«Les mafias montent en puissance» *


Ancien vice-président du groupe L’Oréal, Robert Salmon appartient à l’espèce des industriels éclairés, pour qui l’expansion économique ne peut se faire sans le souci de la préservation des choses et des êtres. Publié en 2002, l’ouvrage «21 Défis pour le XXIe siècle» témoignait déjà de cet engagement dans la réflexion prospective. Son dernier livre, «Sauver demain», est préfacé par Nicolas Hulot. Rencontre.

Le 24 juin 2002, dans ces mêmes colonnes, je vous interrogeais sur le rôle de la spéculation financière et vous me répondiez: «La bourse pousse au crime». Sept ans après, avez-vous changé d’avis?

Robert Salmon: Pas du tout: la bourse pousse au crime, plus que jamais! Les gains qu’elle permet d’obtenir sont effrayants: 150 milliards distribués aux courtiers sous forme de bonus! Non moins effarant est ce qui risque de se passer, si l’emballement boursier se poursuit au cours des trois prochains mois. Comme il succède à une très grave crise, rien ne dit, en effet, que la consommation suivra. On sera alors dans le pétrin.

C’est-à-dire?

L’argent sale prolifère, malgré ou à cause de la hausse de la bourse. Le poids de l’économie clandestine s’accroît du fait même de la crise. Les mafias montent encore en puissance. Certains pays sont carrément dans leurs mains. On parle beaucoup, dans les médias, des paradis fiscaux, mais c’est du pipeau, à côté du vrai problème que constitue le recyclage de l’argent du crime. Ce dernier s’investit dans des sociétés honorables avec la complaisance des gouvernements. Personne n’ose en parler.

Quelles devraient être les priorités des gouvernements, à votre avis?

Le problème numéro un est sans conteste l’explosion démographique. Nous nous acheminons vers une raréfaction alimentaire déjà constatée dans certaines régions du Sud. Un deuxième souci est le réchauffement climatique. A terme, 30% des régions côtières sont menacées. Nous devons donc réinventer une nouvelle manière de vivre, de penser. Il faudra aussi apprendre à partager. Cela implique une coopération croissante entre les gouvernements. A cet égard, je pense que la transformation du G8 en G20 est un pas dans la bonne direction.

La presse traverse une grave crise.

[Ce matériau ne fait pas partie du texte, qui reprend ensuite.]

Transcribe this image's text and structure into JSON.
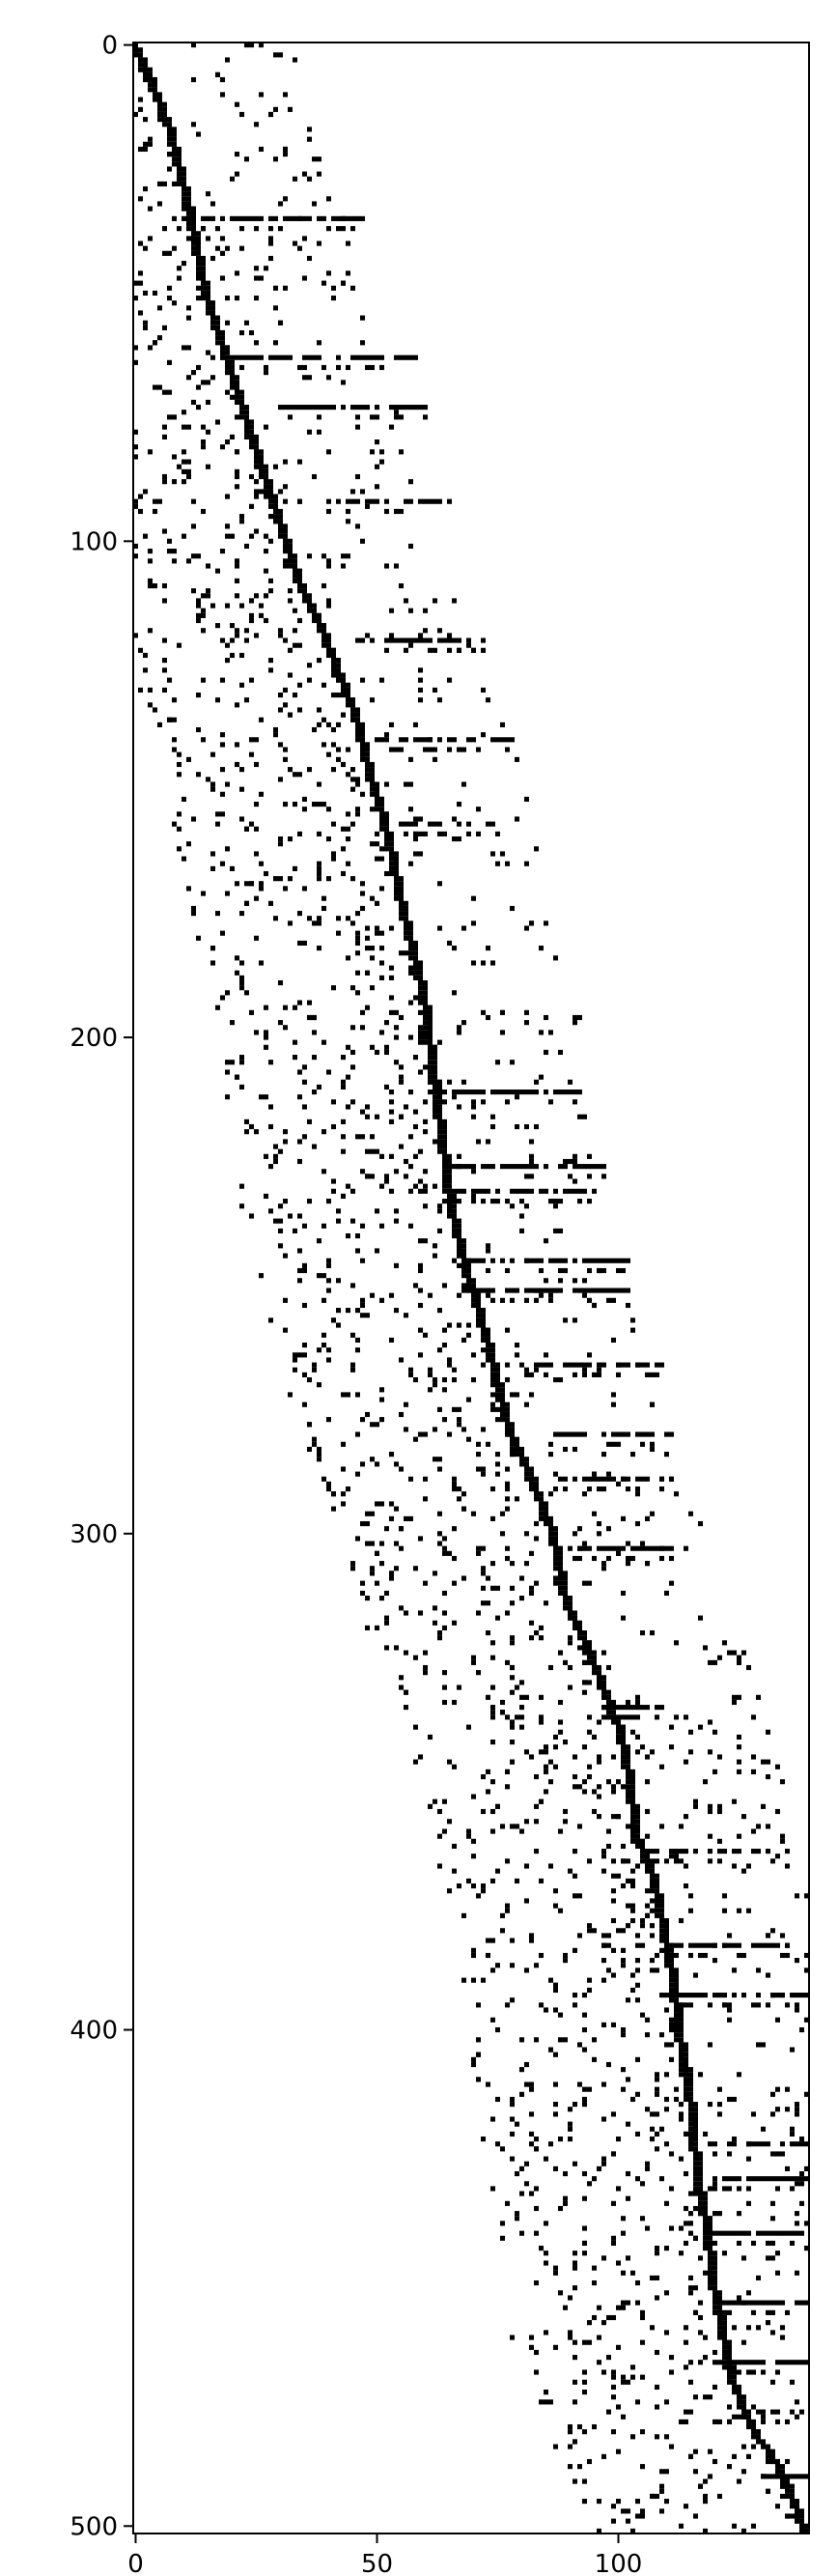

A-t-elle aussi un rôle à jouer?

Absolument. Mais les schémas de l’information doivent être révisés de fond en comble. Un ouvrage de Dan Tapscott explique le comportement des enfants du Net. Ils vivent sur une autre planète que leurs aînés. Ils achètent autrement. Ils ne lisent plus de journaux, ne regardent plus la TV. Tout se passe sur le Web. Les jeunes ont l’impression qu’ils vivront moins bien que leurs parents et se tournent vers autre chose. Quelque part, ils sont moins angoissés, même s’ils vivent dans la précarité.

Les Etats sont-ils conscients de ces nouveaux enjeux? Qui va «sauver demain»?

En France, on constate un certain effort. Des personnalités comme Nicolas Hulot, des députés européens comme Cohn-Bendit posent les bonnes questions. Qui va «sauver demain»? Je m’interroge aussi. Mon livre propose un «conseil des générations futures» disposant d’un droit de veto sur les mauvaises décisions. Un signe encourageant est le simple fait que Nicolas Sarkozy, à qui j’ai envoyé l’ouvrage, a accusé réception avec des mots qui dépassent la simple formule de politesse. Le danger est que l’égoïsme des Etats ne finisse par prendre le dessus.